La Cina: un ruolo da protagonista
Le origini dei rapporti sino-africani risalgono agli anni sessanta, quando la Cina divenne sostenitrice dei movimenti di indipendenza dei Paesi africani. Dietro a forti interessi economici, nacquero i primi investimenti per progetti infrastrutturali come la Tazara, ferrovia che connette Tanzania e Zambia inaugurata nel 1975. La presenza cinese in Africa si è poi intensificata dai primi anni 2000: secondo i dati del China Investment Global Tracker, tra il 2005 e il 2018 la Cina ha investito in Africa 299 miliardi di dollari, a cui nel 2018 sono seguiti altri 60 miliardi.
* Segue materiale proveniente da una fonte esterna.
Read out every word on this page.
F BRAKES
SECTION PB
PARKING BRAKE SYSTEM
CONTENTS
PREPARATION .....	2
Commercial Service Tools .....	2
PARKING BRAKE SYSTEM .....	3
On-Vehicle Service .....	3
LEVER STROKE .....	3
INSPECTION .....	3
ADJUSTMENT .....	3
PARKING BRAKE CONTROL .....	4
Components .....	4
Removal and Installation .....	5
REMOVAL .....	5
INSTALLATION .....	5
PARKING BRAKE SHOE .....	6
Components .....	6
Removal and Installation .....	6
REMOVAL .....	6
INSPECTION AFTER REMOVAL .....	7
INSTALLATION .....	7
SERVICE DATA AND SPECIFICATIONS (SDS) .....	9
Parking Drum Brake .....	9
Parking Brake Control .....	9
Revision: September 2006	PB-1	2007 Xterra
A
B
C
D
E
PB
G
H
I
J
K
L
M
Si tratta di investimenti che rientrano in un progetto più ampio, funzionale agli interessi geo-strategici di Pechino, volti a promuovere progetti infrastrutturali su larga scala e con lo scopo di integrare l’Africa nella Belt and Road Initiative.
Nel corso degli anni, la Cina è riuscita a ritagliarsi un posto da protagonista assoluta tra i partner economici e politici dell’Africa, investendo in progetti di ampia scala come quelli sull’innovazione ferroviaria di Kenya, Etiopia, Angola, Djibouti e Nigeria. A differenza dell’Unione Europea, spesso accusata di parlare all’Africa da una posizione di presunta superiorità, Pechino ha invece saputo conquistare la piena fiducia dei Paesi africani. Alla Cina sono oggi affidati diversi progetti infrastrutturali nella regione, in gran parte legati al trasporto, alle telecomunicazione e all’energia. Tra questi, degni di nota sono le centrali di energia idroelettrica a Dondo (Angola) e sul fiume Zambesi in Mozambico, il porto di Bagamoyo in Tanzania e il Modderfontein New City Project, una vera e propria città da 8 miliardi di dollari fuori Johannesburg. Anche l’ambizioso progetto della Gerd, la diga sul Nilo che ha scatenato un conflitto sanguinoso tra Egitto ed Etiopia, è finanziato da fondi cinesi.
Gli investimenti cinesi, che hanno da un lato supportato la crescita dell’Africa, hanno dall’altro rafforzato la dipendenza e vulnerabilità economica degli Stati africani.
L’approccio cinese è stato infatti criticato per avere attirato Paesi emergenti nella cosiddetta “trappola del debito”, e ha destato la preoccupazione della Banca Mondiale e del Fondo Monetario Internazionale circa la sostenibilità del debito pubblico in queste nazioni. Scegliendo di finanziare Paesi ad alto rischio di investimento, Pechino si è affermato come principale Paese creditore del continente, sorpassando la Banca Mondiale. Nel 2018, secondo una ricerca di Jubilee Debt Campaign, la Cina deteneva circa il 20% del debito totale dei Paesi africani.